Someone at the AP must really like Stephen Colbert. A bait-and-switch June 3 article was supposedly about a new book by Afghanistan-born author Khaled Hosseini, but gave readers stealth fanboy journalism that wrote a play by play of Colbert’s shtick without discussing the book. From the reporting, the BookExpo America breakfast was more like a segment of the “Colbert Report” than a national book fair discussion. Instead of any information about the book, it was line after line of Colbert coverage, "That Stephen Colbert sure is funny, and he sure has some funny ideas about books. Just ask "The Kite Runner" author Khaled Hosseini."
It wasn’t a profile of Colbert’s comedy, and it didn’t have any details about the reason Hosseini was at the BookExpo in the first place—to promote his latest book, “A Thousand Splendid Suns.”
The article ignored the content of the book, which graphically illustrates the brutality of the Taliban, as does "The Kite Runner." The new book spotlights the horrors that girls and women experienced under the Taliban.
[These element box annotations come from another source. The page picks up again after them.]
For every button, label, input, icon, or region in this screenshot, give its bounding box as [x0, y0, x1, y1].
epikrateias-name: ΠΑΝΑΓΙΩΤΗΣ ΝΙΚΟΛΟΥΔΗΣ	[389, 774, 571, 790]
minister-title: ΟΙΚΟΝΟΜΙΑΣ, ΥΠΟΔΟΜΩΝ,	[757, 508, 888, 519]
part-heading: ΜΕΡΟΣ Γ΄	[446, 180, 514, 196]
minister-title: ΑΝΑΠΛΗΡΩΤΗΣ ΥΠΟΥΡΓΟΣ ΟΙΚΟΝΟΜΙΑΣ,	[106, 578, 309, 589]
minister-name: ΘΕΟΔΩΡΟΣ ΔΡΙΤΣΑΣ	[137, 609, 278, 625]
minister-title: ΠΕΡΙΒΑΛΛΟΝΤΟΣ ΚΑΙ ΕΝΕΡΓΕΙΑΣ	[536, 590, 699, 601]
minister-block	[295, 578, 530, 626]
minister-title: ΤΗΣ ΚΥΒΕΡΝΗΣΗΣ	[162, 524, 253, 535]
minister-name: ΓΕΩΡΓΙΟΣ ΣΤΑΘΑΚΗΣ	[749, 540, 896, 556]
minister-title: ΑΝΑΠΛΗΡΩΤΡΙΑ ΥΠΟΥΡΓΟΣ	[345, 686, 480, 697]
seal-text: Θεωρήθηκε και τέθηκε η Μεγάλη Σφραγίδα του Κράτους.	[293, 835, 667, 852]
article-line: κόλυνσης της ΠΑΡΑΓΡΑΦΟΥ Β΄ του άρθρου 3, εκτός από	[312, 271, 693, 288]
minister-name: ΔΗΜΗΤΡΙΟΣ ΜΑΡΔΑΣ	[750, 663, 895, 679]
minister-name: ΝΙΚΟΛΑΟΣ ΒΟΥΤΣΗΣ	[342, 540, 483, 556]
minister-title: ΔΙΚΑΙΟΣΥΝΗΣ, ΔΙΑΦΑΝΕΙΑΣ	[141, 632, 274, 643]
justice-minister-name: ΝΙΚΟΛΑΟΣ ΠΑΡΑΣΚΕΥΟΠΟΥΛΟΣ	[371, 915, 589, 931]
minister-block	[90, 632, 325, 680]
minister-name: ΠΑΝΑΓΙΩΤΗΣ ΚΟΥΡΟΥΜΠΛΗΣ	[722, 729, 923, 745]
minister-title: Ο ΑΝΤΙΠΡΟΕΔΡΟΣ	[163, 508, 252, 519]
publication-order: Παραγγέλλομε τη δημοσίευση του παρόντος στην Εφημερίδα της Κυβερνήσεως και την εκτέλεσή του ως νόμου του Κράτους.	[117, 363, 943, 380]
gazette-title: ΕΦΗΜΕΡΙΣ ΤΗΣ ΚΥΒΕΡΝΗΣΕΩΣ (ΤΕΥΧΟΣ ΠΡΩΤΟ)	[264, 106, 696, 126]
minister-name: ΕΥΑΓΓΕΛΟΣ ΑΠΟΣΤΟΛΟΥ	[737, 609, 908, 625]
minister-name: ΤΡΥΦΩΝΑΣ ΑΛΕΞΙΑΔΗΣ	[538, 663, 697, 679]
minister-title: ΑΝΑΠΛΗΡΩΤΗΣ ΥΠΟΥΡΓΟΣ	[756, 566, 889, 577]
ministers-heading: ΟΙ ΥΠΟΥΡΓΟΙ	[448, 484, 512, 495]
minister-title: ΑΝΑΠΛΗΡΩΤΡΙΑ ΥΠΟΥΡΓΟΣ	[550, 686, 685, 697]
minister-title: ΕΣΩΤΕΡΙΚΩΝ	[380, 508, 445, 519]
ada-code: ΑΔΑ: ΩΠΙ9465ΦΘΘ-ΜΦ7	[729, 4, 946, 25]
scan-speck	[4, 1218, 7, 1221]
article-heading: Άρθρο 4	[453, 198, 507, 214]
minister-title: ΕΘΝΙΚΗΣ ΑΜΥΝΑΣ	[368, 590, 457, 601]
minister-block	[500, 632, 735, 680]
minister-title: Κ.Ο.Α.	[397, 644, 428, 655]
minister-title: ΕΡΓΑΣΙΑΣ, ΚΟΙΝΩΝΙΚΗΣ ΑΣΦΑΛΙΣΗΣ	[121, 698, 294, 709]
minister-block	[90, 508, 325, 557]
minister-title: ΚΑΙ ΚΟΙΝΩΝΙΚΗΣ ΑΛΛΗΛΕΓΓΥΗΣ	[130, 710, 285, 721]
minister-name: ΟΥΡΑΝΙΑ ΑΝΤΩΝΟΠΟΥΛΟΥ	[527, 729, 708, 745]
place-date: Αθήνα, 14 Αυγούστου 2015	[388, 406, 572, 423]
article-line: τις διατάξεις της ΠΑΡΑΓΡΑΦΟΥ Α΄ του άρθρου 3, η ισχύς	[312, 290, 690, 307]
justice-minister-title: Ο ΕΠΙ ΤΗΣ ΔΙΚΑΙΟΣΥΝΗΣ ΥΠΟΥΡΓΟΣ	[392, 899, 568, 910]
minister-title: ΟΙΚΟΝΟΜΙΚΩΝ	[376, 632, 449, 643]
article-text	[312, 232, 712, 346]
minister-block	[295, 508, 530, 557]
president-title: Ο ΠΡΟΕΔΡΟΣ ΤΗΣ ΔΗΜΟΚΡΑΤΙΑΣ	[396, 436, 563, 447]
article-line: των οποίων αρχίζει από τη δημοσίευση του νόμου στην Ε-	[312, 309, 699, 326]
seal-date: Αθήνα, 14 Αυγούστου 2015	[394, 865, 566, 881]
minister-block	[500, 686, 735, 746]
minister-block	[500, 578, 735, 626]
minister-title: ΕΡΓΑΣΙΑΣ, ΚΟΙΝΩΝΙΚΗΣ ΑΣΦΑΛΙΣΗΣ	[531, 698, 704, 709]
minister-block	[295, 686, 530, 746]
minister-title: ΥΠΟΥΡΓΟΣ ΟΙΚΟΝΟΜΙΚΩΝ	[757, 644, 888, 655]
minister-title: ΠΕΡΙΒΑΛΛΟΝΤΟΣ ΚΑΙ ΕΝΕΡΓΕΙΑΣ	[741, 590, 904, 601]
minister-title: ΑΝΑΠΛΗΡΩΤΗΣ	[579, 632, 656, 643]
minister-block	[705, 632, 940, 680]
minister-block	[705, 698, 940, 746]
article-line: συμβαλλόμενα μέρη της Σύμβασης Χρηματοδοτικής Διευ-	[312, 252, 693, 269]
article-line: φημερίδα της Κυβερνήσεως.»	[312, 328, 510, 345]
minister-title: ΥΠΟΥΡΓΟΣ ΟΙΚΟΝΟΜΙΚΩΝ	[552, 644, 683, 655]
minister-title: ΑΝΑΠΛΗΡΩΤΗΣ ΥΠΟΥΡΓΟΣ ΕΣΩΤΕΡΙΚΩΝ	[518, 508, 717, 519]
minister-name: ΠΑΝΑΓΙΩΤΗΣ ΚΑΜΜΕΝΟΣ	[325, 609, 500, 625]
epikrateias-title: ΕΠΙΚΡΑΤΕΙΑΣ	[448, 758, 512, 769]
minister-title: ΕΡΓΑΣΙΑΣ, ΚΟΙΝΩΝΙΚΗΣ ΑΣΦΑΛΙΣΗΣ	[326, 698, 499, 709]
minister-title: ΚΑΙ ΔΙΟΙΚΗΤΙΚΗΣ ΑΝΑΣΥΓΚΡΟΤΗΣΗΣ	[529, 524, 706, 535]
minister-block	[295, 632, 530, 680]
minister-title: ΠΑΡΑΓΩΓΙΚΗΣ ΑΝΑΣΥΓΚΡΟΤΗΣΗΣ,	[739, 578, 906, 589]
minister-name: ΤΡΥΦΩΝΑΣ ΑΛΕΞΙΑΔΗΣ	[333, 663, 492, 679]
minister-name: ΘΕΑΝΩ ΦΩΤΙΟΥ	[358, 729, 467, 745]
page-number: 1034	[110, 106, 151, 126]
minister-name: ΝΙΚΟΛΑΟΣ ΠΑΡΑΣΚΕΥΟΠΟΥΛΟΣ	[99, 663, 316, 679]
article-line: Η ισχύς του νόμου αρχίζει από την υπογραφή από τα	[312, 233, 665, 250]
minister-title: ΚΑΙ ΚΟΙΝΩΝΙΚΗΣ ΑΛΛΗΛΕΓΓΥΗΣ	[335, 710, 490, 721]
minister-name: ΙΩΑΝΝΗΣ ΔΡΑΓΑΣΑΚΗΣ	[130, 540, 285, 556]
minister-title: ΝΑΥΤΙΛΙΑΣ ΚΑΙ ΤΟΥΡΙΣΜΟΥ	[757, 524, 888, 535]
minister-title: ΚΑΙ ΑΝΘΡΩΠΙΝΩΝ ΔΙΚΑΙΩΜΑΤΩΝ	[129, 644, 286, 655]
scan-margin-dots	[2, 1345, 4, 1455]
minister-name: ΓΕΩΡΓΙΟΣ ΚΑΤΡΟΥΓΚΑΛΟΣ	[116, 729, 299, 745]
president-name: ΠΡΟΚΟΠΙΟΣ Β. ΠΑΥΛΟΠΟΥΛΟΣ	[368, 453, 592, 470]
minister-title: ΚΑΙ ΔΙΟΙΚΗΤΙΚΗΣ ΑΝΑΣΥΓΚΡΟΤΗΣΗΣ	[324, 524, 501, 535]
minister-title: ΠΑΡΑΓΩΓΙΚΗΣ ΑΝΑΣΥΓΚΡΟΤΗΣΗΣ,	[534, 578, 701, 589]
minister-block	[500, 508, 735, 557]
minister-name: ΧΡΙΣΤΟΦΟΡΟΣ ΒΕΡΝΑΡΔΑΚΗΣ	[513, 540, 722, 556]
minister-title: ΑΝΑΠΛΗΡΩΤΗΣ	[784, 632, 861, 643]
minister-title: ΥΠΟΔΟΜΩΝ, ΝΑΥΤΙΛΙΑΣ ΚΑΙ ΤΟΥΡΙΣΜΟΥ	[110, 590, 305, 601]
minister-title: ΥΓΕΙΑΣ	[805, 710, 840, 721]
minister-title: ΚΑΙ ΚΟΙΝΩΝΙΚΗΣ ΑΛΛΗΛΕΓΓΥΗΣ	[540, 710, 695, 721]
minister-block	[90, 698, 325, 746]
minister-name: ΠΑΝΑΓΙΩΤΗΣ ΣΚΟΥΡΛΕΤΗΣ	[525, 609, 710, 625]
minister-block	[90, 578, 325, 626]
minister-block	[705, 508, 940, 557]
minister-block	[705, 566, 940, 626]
Writing about the violence and oppression of the Taliban or even the Al Qaeda torture manuals would question the media meme that the War on Terror is largely made up, so instead the AP focused on comedy:
Colbert introduced Hosseini by stating that he had not read "The Kite Runner," a million-selling novel about two Afghani boys and the tragic recent history of their country, and assumed it was a book about a boy who loves kites.
"I loved yo-yos, so I can relate," Colbert said, who then referred to "A Thousand Splendid Suns" by groaning, "Great, another book about global warming."
Hosseini, meanwhile, declined to play the straight man. Before discussing his work, he turned to Colbert and announced that he would like "to address our emcee."
"You trashed `The Kite Runner,'" Hosseini accused his host, alleging such mistreatment on "The Colbert Report," Colbert's Comedy Central satire of television punditry. "It is un-American to diss `The Kite Runner.'"
From the article, it sounded as if Hosseini was not happy with his treatment, but the AP did not explain that point and left the reader wondering if he was playing along:
"I was a little mad at you at the time; I don't remember why," Colbert responded, saying that after making fun of the book his yard was "filled with women's book clubs."
Colbert also plugged his own book, "I Am America (And So Can You)," through a pre-taped infomercial, supposedly filmed in his "underground studio bunker." He trashed Oprah Winfrey’s latest book pick, Cormac McCarthy's apocalyptic "The Road" ("Where are the robots and the large-breasted aliens," he sneered) and praised his own book as a tribute to heroes.
"And who are the heroes?" he asked. "The people who buy my book."
BookExpo America, held at the Jacob Javits Convention Center, ended Sunday.
That last line seemed to be the AP writer remembering what the assignment was and trying to justify the rest of the article. If this had been a piece on Colbert’s humor, it would be fine, but this article looked as if it was supposed to highlight a respected author who was showcasing his new book at an important book fair and instead ended up with poorly disguised tribute to a TV comedian. If it was a highlight of Colbert, then why report from the BookExpo and set it up to appear as if it concerned literature?